Senior UX Designer | CareerJSM

Sep 2016 – Apr 2018

  • Mentored team members and led the company in best practices for UX through presentations and documentation.
  • Implemented accessibility and responsiveness standards across the platform, by conducting audits and adding automated testing.
  • Facilitated design sprints, which led to the creation/redesign of 2 features that improved user engagement and value.
  • Developed features with 2 other engineers using EmberJS, HTML/SCSS, and PostgreSQL.

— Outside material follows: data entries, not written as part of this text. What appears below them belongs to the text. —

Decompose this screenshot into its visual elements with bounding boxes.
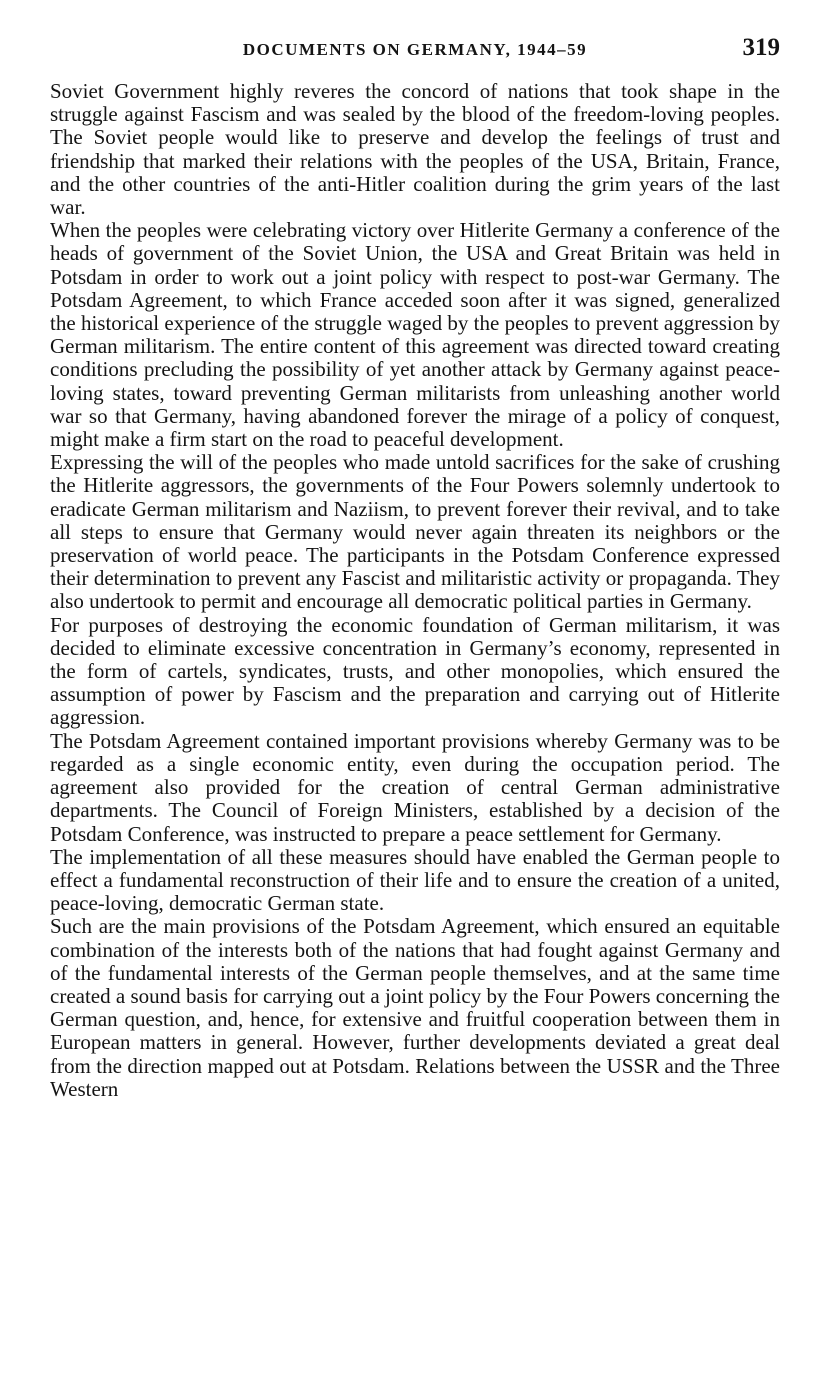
body-text [50, 80, 780, 1101]
page-number: 319 [742, 34, 780, 61]
paragraph: Expressing the will of the peoples who made untold sacrifices for the sake of crushing the Hitlerite aggressors, the governments of the Four Powers solemnly undertook to eradicate German militarism and Naziism, to prevent forever their revival, and to take all steps to ensure that Germany would never again threaten its neighbors or the preservation of world peace. The participants in the Potsdam Conference expressed their determination to prevent any Fascist and militaristic activity or propaganda. They also undertook to permit and encourage all democratic political parties in Germany. [50, 450, 780, 614]
paragraph: The Potsdam Agreement contained important provisions whereby Germany was to be regarded as a single economic entity, even during the occupation period. The agreement also provided for the creation of central German administrative departments. The Council of Foreign Ministers, established by a decision of the Potsdam Conference, was instructed to prepare a peace settlement for Germany. [50, 728, 780, 846]
running-head [50, 36, 780, 66]
paragraph: For purposes of destroying the economic foundation of German militarism, it was decided to eliminate excessive concentration in Germany’s economy, represented in the form of cartels, syndicates, trusts, and other monopolies, which ensured the assumption of power by Fascism and the preparation and carrying out of Hitlerite aggression. [50, 612, 780, 730]
running-title: DOCUMENTS ON GERMANY, 1944–59 [242, 40, 588, 59]
paragraph: Such are the main provisions of the Potsdam Agreement, which ensured an equitable combination of the interests both of the nations that had fought against Germany and of the fundamental interests of the German people themselves, and at the same time created a sound basis for carrying out a joint policy by the Four Powers concerning the German question, and, hence, for extensive and fruitful cooperation between them in European matters in general. However, further developments deviated a great deal from the direction mapped out at Potsdam. Relations between the USSR and the Three Western [50, 914, 780, 1101]
paragraph: When the peoples were celebrating victory over Hitlerite Germany a conference of the heads of government of the Soviet Union, the USA and Great Britain was held in Potsdam in order to work out a joint policy with respect to post-war Germany. The Potsdam Agreement, to which France acceded soon after it was signed, generalized the historical experience of the struggle waged by the peoples to prevent aggression by German militarism. The entire content of this agreement was directed toward creating conditions precluding the possibility of yet another attack by Germany against peace-loving states, toward preventing German militarists from unleashing another world war so that Germany, having abandoned forever the mirage of a policy of conquest, might make a firm start on the road to peaceful development. [50, 218, 780, 452]
paragraph: Soviet Government highly reveres the concord of nations that took shape in the struggle against Fascism and was sealed by the blood of the freedom-loving peoples. The Soviet people would like to preserve and develop the feelings of trust and friendship that marked their relations with the peoples of the USA, Britain, France, and the other countries of the anti-Hitler coalition during the grim years of the last war. [50, 79, 780, 220]
paragraph: The implementation of all these measures should have enabled the German people to effect a fundamental reconstruction of their life and to ensure the creation of a united, peace-loving, democratic German state. [50, 844, 780, 916]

UX Designer | DIVE Networks

Aug 2015 – Jul 2016

  • Researched environmental factors to optimize readability, creating standards and requirements for design components.
  • Hosted UX training sessions for the company, enabling engineering and product teams better design for customers.
  • Developed an automation script to detect visual bugs, increasing product quality and development efficiency.

UX Designer | Crowd Curio

Jan 2015 – Jun 2015

  • Researched and prototyped a citizen-science based platform
  • Improved user engagement by testing and optimizing different layouts and through added gamification elements
  • Designed information architecture maps, wireframes, and website, created with HTML/CSS/JS

UX Designer | McKinsey Digital, McKinsey & Company

Summer 2014

  • Created designs that visualized complex data, which highlighted insights and increased reading fluency.
  • Successfully pitched products to stakeholders with interactive prototypes (built with Framer JS).

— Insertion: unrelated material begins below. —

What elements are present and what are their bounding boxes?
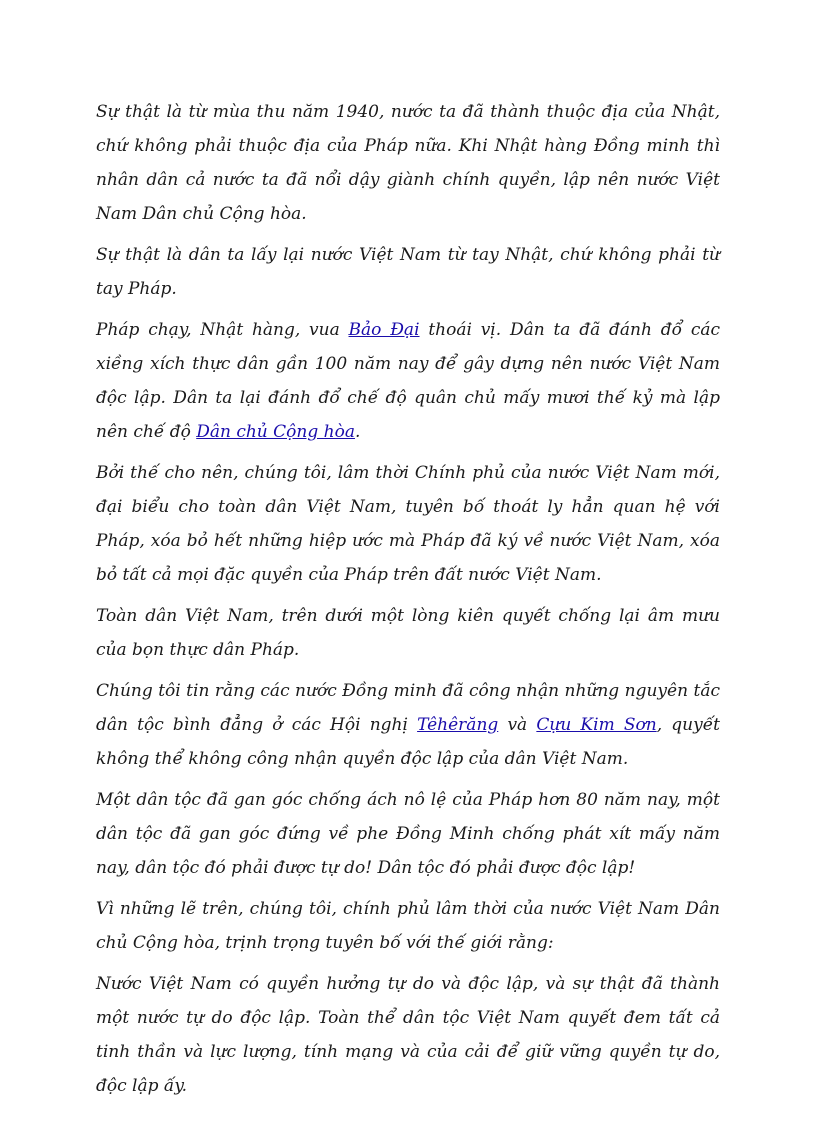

UX Designer & Android Developer | Intelligent Mechatronics Systems

Fall 2013

  • Conducted user research and needs analyses to improve user accessibility, while ensuring safety and law compliance
  • Enhanced application interface and code optimization

UX Designer & iOS Developer | Ash City (acquired by alphabroder)

Spring 2013

I was responsible for the design and development of their debut iOS app. I researched and defined product goals for the app in order to increase sale volume. Independently designed, developed, and iterated on the app while presenting progress to management. Completed project within 4 months, increasing overall sales by 10+%.

Education

Systems Design Engineering, Option in Management Science

Class of 2015

University of Waterloo

Projects and Interests

Projects

  • Curio-X: Designed and optimized a citizen science and gamification project to digitally catalog plant images
  • BufferBox (acquired by Google): Led a team of 3 student designers and marketers for product growth
  • Proxima: Fabricated a glove to wirelessly transfer data via gestures
  • Focus: Built and published a study tool on Android
  • InFit: Developed a fitness tracking app to process biometric data

Recreation

  • In my free time, I enjoy rock climbing, photography, volleyball, biking, cooking, and drinking some neat scotch or whiskey.

FAQ

Some details about me

How did you get into design?

When I was a kid, I played a lot of Flash games, and when I eventually tried making my own game, it came out pretty rough. I moved on and learned Visual Basic 6, which was my first exposure to the drag-and-drop GUI, which was amazing! It began my career in building web experiences. Since then, I’ve learned more coding languages, developed more apps, but I also found myself spending more and more time designing interfaces and asking myself “How can this be better,” and “What does better even mean?”

Design methodologies have helped me figure out what the problems really are, but they've also helped me generate solutions—this is problem solving! And like brain-teasers, I just can’t get enough of them.

What does design mean to you?

Design means anticipating user needs. It is knowing what to present to the user, when, and how. Fail fast and fail often is a phrase I believe to be important and true.

How do you stay current on design patterns?

I read several curated news feeds like Sidebar.io and NNGroup, as well as posts from authors like Julie Zhuo. I draw inspiration from my hobbies as well, which include video games, cooking, climbing, and movies.

What tools do you use?

I like to use Figma for designs and mockups due to its flexibility, cross-platform nature, and ease of sharing. I use Illustrator when I need to make vectors though. For prototypes, I prefer to use HTML/CSS/JS due to development speed, accuracy, and its ability to replicate real results.